In total, innovative adaptation provides critical modeling capabilities including resuscitating extinct strategies, generating inventive new strategies, ensuring Nash equilibrium properties, and allowing complex swarm modeling over an enlarged state space. These features significantly enhance the representation of adaptive multi-agent strategic interactions.

Innovative Adaptation with Memory (Population-Payoff-Perception)

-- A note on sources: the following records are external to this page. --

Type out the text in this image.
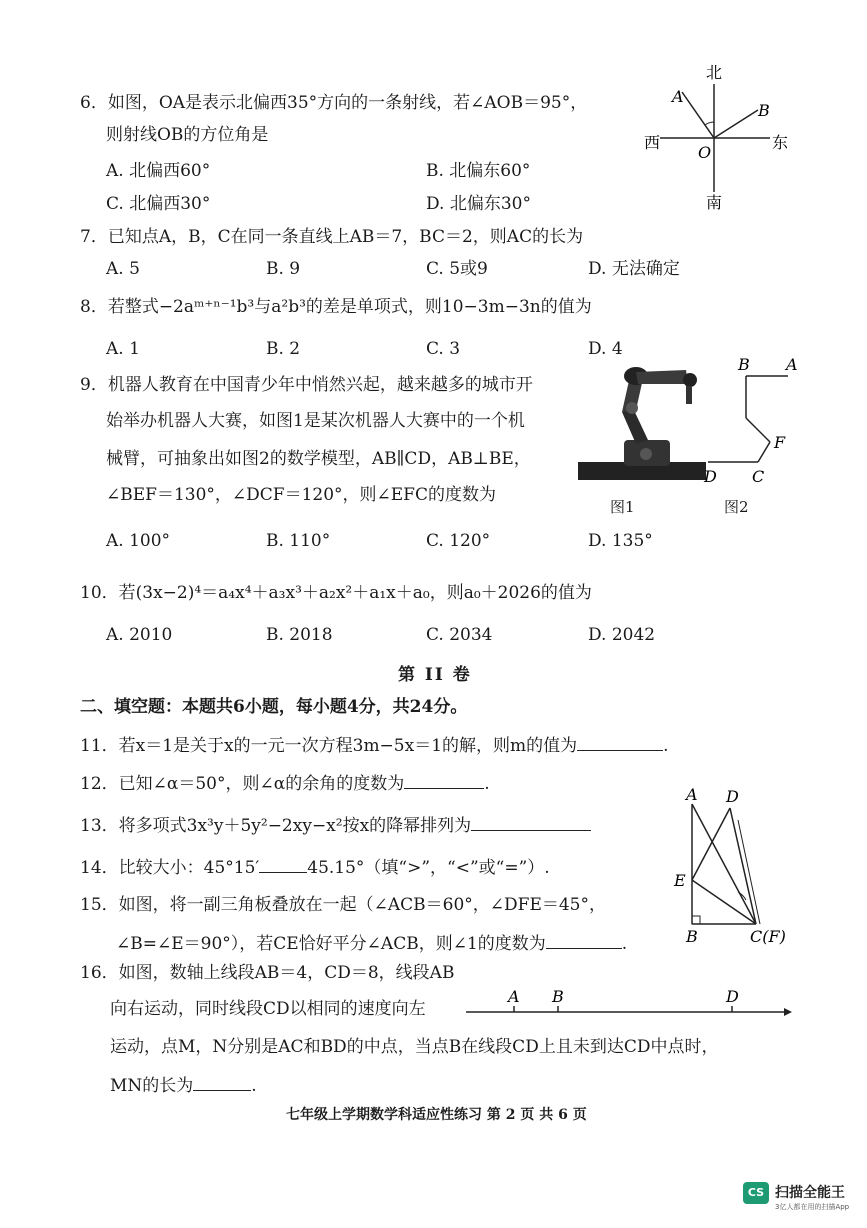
6．如图，OA是表示北偏西35°方向的一条射线，若∠AOB＝95°，
则射线OB的方位角是
A. 北偏西60°	B. 北偏东60°
C. 北偏西30°	D. 北偏东30°
北
南
东
西
O
A
B
7．已知点A，B，C在同一条直线上AB＝7，BC＝2，则AC的长为
A. 5	B. 9	C. 5或9	D. 无法确定
8．若整式−2aᵐ⁺ⁿ⁻¹b³与a²b³的差是单项式，则10−3m−3n的值为
A. 1	B. 2	C. 3	D. 4
9．机器人教育在中国青少年中悄然兴起，越来越多的城市开
始举办机器人大赛，如图1是某次机器人大赛中的一个机
械臂，可抽象出如图2的数学模型，AB∥CD，AB⊥BE，
∠BEF＝130°，∠DCF＝120°，则∠EFC的度数为
A. 100°	B. 110°	C. 120°	D. 135°
图1
B A
F
D C
图2
10．若(3x−2)⁴＝a₄x⁴＋a₃x³＋a₂x²＋a₁x＋a₀，则a₀＋2026的值为
A. 2010	B. 2018	C. 2034	D. 2042
第 II 卷
二、填空题：本题共6小题，每小题4分，共24分。
11．若x＝1是关于x的一元一次方程3m−5x＝1的解，则m的值为	.
12．已知∠α＝50°，则∠α的余角的度数为	.
13．将多项式3x³y＋5y²−2xy−x²按x的降幂排列为
14．比较大小：45°15′	45.15°（填“>”，“<”或“=”）.
15．如图，将一副三角板叠放在一起（∠ACB＝60°，∠DFE＝45°，
∠B=∠E＝90°），若CE恰好平分∠ACB，则∠1的度数为	.
A D
E
B	C(F)
16．如图，数轴上线段AB＝4，CD＝8，线段AB
向右运动，同时线段CD以相同的速度向左
运动，点M，N分别是AC和BD的中点，当点B在线段CD上且未到达CD中点时，
MN的长为	.
A B	D
七年级上学期数学科适应性练习 第 2 页 共 6 页
CS 扫描全能王
3亿人都在用的扫描App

The innovative adaptation with memory (PPP) incorporates relative payoff perception, whereby strategies’ currently perceived payoffs are adjusted upward or downward depending on whether their realized payoffs exceed or fall short of the perception (Weibull, 1994). This enables continuous tuning of strategy usage. Specifically, pure strategies with above-average perceived payoffs increase their population share until superseded by even better-performing pure strategies with higher perceived payoffs (Weibull, 1994). As Weibull (1994) proves in Proposition 3, all PPP stationary states constitute Nash equilibria, preserving important theoretical properties. Additionally, the responsive payoff-based strategy tuning matches requirements for modeling swarm intelligence.

In summary, the key capabilities provided by innovative adaptation with memory include relative payoff perception, continuous payoff-driven strategy tuning, theoretical guarantees on stationary states, and suitability for swarm modeling. Through these mechanisms, innovative adaptation with memory facilitates effective modeling of adaptive strategic interactions between agents.

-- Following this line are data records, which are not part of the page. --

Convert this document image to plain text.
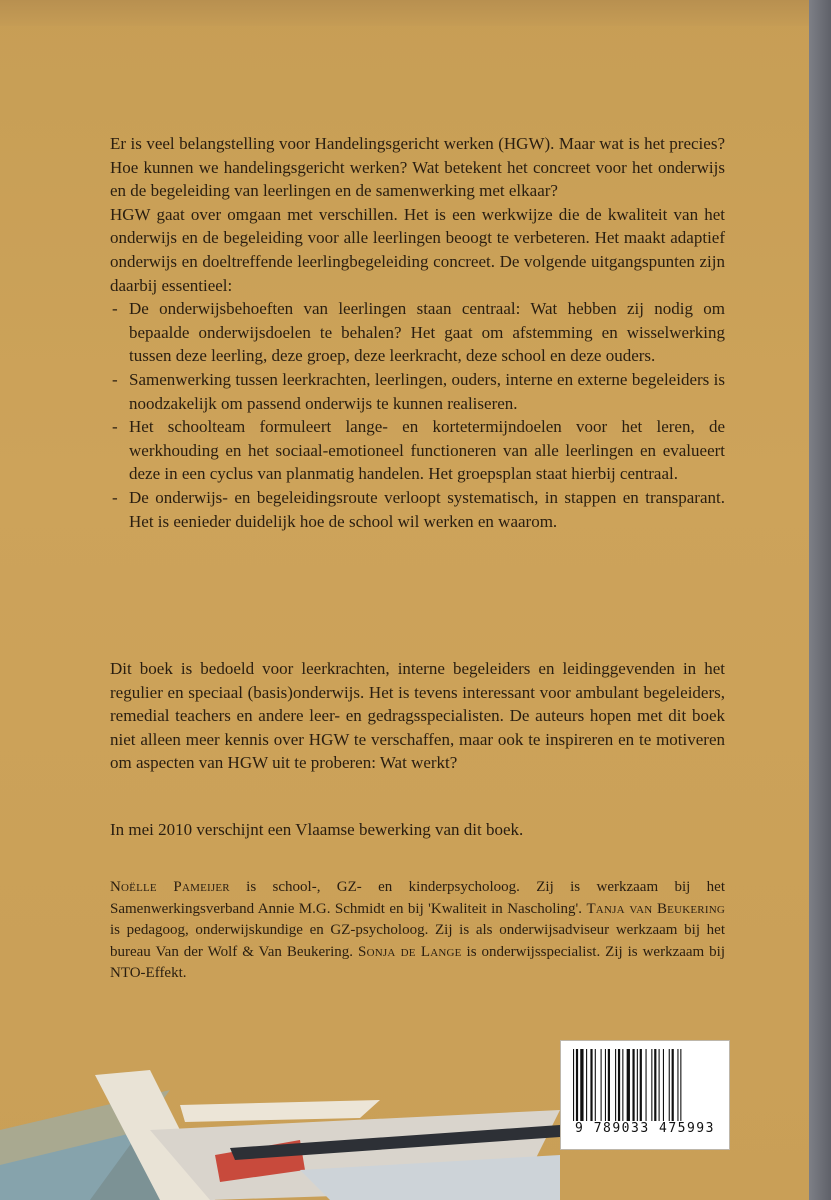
Er is veel belangstelling voor Handelingsgericht werken (HGW). Maar wat is het precies? Hoe kunnen we handelingsgericht werken? Wat betekent het concreet voor het onderwijs en de begeleiding van leerlingen en de samenwerking met elkaar?
HGW gaat over omgaan met verschillen. Het is een werkwijze die de kwaliteit van het onderwijs en de begeleiding voor alle leerlingen beoogt te verbeteren. Het maakt adaptief onderwijs en doeltreffende leerlingbegeleiding concreet. De volgende uitgangspunten zijn daarbij essentieel:
- De onderwijsbehoeften van leerlingen staan centraal: Wat hebben zij nodig om bepaalde onderwijsdoelen te behalen? Het gaat om afstemming en wisselwerking tussen deze leerling, deze groep, deze leerkracht, deze school en deze ouders.
- Samenwerking tussen leerkrachten, leerlingen, ouders, interne en externe begeleiders is noodzakelijk om passend onderwijs te kunnen realiseren.
- Het schoolteam formuleert lange- en kortetermijndoelen voor het leren, de werkhouding en het sociaal-emotioneel functioneren van alle leerlingen en evalueert deze in een cyclus van planmatig handelen. Het groepsplan staat hierbij centraal.
- De onderwijs- en begeleidingsroute verloopt systematisch, in stappen en transparant. Het is eenieder duidelijk hoe de school wil werken en waarom.
Dit boek is bedoeld voor leerkrachten, interne begeleiders en leidinggevenden in het regulier en speciaal (basis)onderwijs. Het is tevens interessant voor ambulant begeleiders, remedial teachers en andere leer- en gedragsspecialisten. De auteurs hopen met dit boek niet alleen meer kennis over HGW te verschaffen, maar ook te inspireren en te motiveren om aspecten van HGW uit te proberen: Wat werkt?
In mei 2010 verschijnt een Vlaamse bewerking van dit boek.
Noëlle Pameijer is school-, GZ- en kinderpsycholoog. Zij is werkzaam bij het Samenwerkingsverband Annie M.G. Schmidt en bij 'Kwaliteit in Nascholing'. Tanja van Beukering is pedagoog, onderwijskundige en GZ-psycholoog. Zij is als onderwijsadviseur werkzaam bij het bureau Van der Wolf & Van Beukering. Sonja de Lange is onderwijsspecialist. Zij is werkzaam bij NTO-Effekt.
9 789033 475993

Innovative Adaptation with Memory (Perceived-Population-Shares)

The innovative adaptation with memory incorporating payoff and share perception (PSP) enables players to leverage knowledge of the game’s payoff function and perceived population shares of strategies (Weibull, 1994). With this information, pure strategies yielding above-average payoffs given current perceived population shares will increase their share in the actual population. As Weibull (1994) proves in Proposition 4, all PSP stationary states constitute Nash equilibria, upholding important theoretical guarantees. Additionally, the responsive, payoff-driven strategy adaptation facilitated by payoff and share perception matches requirements for effectively modeling swarm intelligence.

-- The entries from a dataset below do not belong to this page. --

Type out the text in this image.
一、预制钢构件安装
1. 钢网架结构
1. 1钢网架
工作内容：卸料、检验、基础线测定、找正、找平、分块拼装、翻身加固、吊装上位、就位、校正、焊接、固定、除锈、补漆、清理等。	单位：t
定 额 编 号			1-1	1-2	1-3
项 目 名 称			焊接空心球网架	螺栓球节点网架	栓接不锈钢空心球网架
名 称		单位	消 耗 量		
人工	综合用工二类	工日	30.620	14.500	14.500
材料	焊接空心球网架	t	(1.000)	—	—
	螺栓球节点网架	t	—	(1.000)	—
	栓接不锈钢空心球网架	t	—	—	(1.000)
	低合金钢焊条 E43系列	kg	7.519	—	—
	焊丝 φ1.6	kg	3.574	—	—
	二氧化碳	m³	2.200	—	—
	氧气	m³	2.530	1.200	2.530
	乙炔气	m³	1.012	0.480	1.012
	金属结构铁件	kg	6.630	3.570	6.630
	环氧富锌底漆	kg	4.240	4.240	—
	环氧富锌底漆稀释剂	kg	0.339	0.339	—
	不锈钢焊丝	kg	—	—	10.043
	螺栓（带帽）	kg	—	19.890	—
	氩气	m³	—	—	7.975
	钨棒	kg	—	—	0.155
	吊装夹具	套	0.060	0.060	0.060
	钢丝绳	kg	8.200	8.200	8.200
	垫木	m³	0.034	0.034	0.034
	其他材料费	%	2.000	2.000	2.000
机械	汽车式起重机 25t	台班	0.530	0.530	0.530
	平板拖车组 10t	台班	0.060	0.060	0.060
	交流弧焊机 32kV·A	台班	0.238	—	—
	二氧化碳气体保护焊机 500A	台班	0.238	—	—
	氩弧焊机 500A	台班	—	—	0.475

In summary, innovative adaptation with memory via PSP provides players with payoff function knowledge and perceived population shares to guide beneficial pure strategy expansion. The key features include theoretically-assured Nash equilibrium stationary states and suitability for swarm modeling. Through payoff-based adaptation driven by share perception, innovative adaptation with memory enables sophisticated modeling of strategic multi-agent interactions.

Summary

1. Standard population dynamics:

  • Individuals do not innovate, only switch between existing strategies
  • Growth rate function tracks growth of strategist groups
  • Solutions remain within initial strategy space S
  • Similar to non-Nash equilibrium distribution of strategies

2. Imitative adaptation:

  • Individuals switch to better-performing strategies
  • Above-average strategies increase in population share
  • Exhibits stationarity, stability, and reachability properties
  • Interior stationary/stable/reachable states are Nash equilibria

3. Innovative adaptation:

  • Extinct strategies can reenter through mutation
  • New strategies can emerge through experimentation
  • Stationary states are Nash equilibria
  • Expanded strategy space enables complex swarm modeling

4. Innovative adaptation with memory (PPP):

  • Relative payoff perception continuously tunes strategies
  • Above-average payoff strategies expand
  • Stationary states are Nash equilibria
  • Matches swarm modeling requirements

5. Innovative adaptation with memory and share perception (PSP):

  • Leverages payoff function knowledge and perceived shares
  • Above-average payoff strategies expand given shares
  • Stationary states are Nash equilibria
  • Payoff-based adaptation enables swarm modeling

In summary, the standard description is limited as individuals cannot innovate, while the subsequent scenarios incorporate increasing adaptation capabilities. PSP provides the most sophisticated modeling via payoff knowledge and share perception guiding strategy innovation and population dynamics.